Während der Erntezeit konnten Feldfrüchte je nach Bedarf in unterschiedlichen Mengen gegen Vieh eingetauscht werden. Dies brachte einige Blockchain-ähnliche Vorteile mit sich, darunter die Rückverfolgbarkeit, da „die Menschen genau wussten, woher ihre Lebensmittel kamen“; Transparenz, da „Waren ausgetauscht werden konnten, ohne dass Zwischenhändler unnötige Preisaufschläge hinzufügten“; und Kontrolle über die Lieferkette, da „viele Bauernfamilien die Kontrolle über ihre gesamte Lieferkette hatten – wie klein sie auch sein mochte – von den Saatgutbanken bis zum Direktverkauf an die Verbraucher.“
Ein Tauschsystem hat natürlich viele Einschränkungen, darunter einen Mangel an Skalierbarkeit, und Kubyane ist dagegen, die Uhr in Afrikas moderner Lebensmittelversorgungskette zurückzudrehen. Aber die Blockchain-Technologie kann bei vielen aktuellen Herausforderungen helfen, darunter „Lebensmittelrückverfolgbarkeit, Verluste nach der Ernte, mangelnde Transparenz der Lieferkette, unfaire Handelspraktiken und Monopole, die kleine und halbkommerzielle Landwirte marginalisieren“, sagte er gegenüber Cointelegraph.
Geduld ist gefragt
Insgesamt kann es einige Zeit dauern, bis sich in der afrikanischen Landwirtschaft etwas bewegt. „Es wird sicherlich Jahre dauern“, sagt Trask. Eine landwirtschaftliche Genossenschaft könnte beispielsweise einen Vertrag mit Dimitra unterzeichnen und sagen, dass sie „30.000 Landwirte an Bord holen wird. Wir werden wahrscheinlich nie eine 100-prozentige Akzeptanz erreichen; vielleicht nur 80 Prozent.“
Außerdem seien nur 10 Prozent der Systemnutzer „Poweruser“, fuhr er fort. Einige könnten teilnehmen, weil ihnen Lebensmittelriesen wie Nestlé und andere gesagt hätten, sie müssten „Rückverfolgbarkeit haben“, bemerkte Trask. Andere Landwirte wollen einfach nicht auf neue Technologien umsteigen.

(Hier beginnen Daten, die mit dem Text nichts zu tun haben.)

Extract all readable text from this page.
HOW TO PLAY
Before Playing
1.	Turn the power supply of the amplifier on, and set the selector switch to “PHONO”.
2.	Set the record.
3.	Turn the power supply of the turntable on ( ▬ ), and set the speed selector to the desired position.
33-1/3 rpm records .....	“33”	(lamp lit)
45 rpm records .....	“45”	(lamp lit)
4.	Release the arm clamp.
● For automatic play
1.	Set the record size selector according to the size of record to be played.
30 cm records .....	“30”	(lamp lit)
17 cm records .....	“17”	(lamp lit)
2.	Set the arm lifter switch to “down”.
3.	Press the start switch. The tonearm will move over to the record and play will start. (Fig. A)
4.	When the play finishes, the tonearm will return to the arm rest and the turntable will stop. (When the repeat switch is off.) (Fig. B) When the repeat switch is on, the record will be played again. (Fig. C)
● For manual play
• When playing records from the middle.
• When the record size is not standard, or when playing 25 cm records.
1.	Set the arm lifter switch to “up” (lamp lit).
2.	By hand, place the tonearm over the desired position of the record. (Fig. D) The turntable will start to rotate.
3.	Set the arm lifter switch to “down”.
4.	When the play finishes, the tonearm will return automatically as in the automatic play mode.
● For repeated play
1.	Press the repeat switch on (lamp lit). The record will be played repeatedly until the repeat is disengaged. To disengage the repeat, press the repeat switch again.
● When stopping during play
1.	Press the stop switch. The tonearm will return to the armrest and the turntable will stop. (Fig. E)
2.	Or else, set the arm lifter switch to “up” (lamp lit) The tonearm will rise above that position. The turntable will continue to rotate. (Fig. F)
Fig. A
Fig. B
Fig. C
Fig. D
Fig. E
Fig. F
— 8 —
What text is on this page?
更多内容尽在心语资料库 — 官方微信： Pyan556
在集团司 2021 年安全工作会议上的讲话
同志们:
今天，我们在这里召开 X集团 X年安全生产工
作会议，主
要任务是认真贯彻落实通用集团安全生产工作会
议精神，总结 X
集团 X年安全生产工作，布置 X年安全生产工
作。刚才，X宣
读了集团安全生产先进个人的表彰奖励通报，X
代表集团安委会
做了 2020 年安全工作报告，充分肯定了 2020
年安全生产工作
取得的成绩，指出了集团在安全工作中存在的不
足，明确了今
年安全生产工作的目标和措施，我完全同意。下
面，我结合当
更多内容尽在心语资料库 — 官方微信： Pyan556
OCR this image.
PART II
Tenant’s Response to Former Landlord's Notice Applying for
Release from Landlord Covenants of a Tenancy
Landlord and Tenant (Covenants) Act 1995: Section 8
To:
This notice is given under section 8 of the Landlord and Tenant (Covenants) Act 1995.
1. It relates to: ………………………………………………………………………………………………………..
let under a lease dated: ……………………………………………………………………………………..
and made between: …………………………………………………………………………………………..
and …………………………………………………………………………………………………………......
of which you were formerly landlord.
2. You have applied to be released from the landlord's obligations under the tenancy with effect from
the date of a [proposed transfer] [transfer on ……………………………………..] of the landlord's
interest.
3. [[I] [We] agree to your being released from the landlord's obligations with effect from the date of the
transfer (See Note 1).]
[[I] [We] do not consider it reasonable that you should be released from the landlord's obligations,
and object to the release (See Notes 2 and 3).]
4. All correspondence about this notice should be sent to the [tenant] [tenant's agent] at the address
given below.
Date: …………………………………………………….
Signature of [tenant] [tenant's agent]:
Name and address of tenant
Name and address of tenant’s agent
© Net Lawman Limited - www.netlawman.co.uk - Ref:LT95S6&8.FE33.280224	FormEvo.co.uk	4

Eine weitere Herausforderung besteht laut Singer von ConsenSys darin, dass die Implementierung dieser Lösungen manchmal „die Beteiligung zu vieler Parteien oder ein Einarbeiten in die Technologie erfordert“.
Lösungen müssen zudem zugänglich, erschwinglich und skalierbar sein, fügte Kubyane hinzu. „Es ist von größter Bedeutung, geduldiges Kapital in beträchtlichem Umfang zur Verfügung zu haben.“
Zusammenfassend lässt sich sagen, dass Synergien aus der Verschmelzung von Blockchains mit anderen neuen Technologien wie Satellitenbildern, KI, Mobiltechnologie und anderen eines Tages die Landwirtschaft in den Entwicklungsländern revolutionieren könnten. Doch bis dieser Tag kommt, können Landwirte in Ostafrika und anderen Regionen möglicherweise höhere Preise für ihre Produkte erzielen, indem sie Exportmärkte wie die EU und Nordamerika erschließen.
Doch um sich einen festen Platz auf den Tischen dieser westlichen Volkswirtschaften zu sichern, müssen sie Regulierungsbehörden und eine nachhaltigkeitsbewusste Öffentlichkeit davon überzeugen, dass ihre Ernten nicht durch Abholzung von Wäldern oder den Einsatz von Kinderarbeit entstanden sind. Dabei könnten sich private und öffentliche Blockchains mit ihren verbesserten Tracking-, Rückverfolgungs- und Zertifizierungsfunktionen als von unschätzbarem Wert erweisen.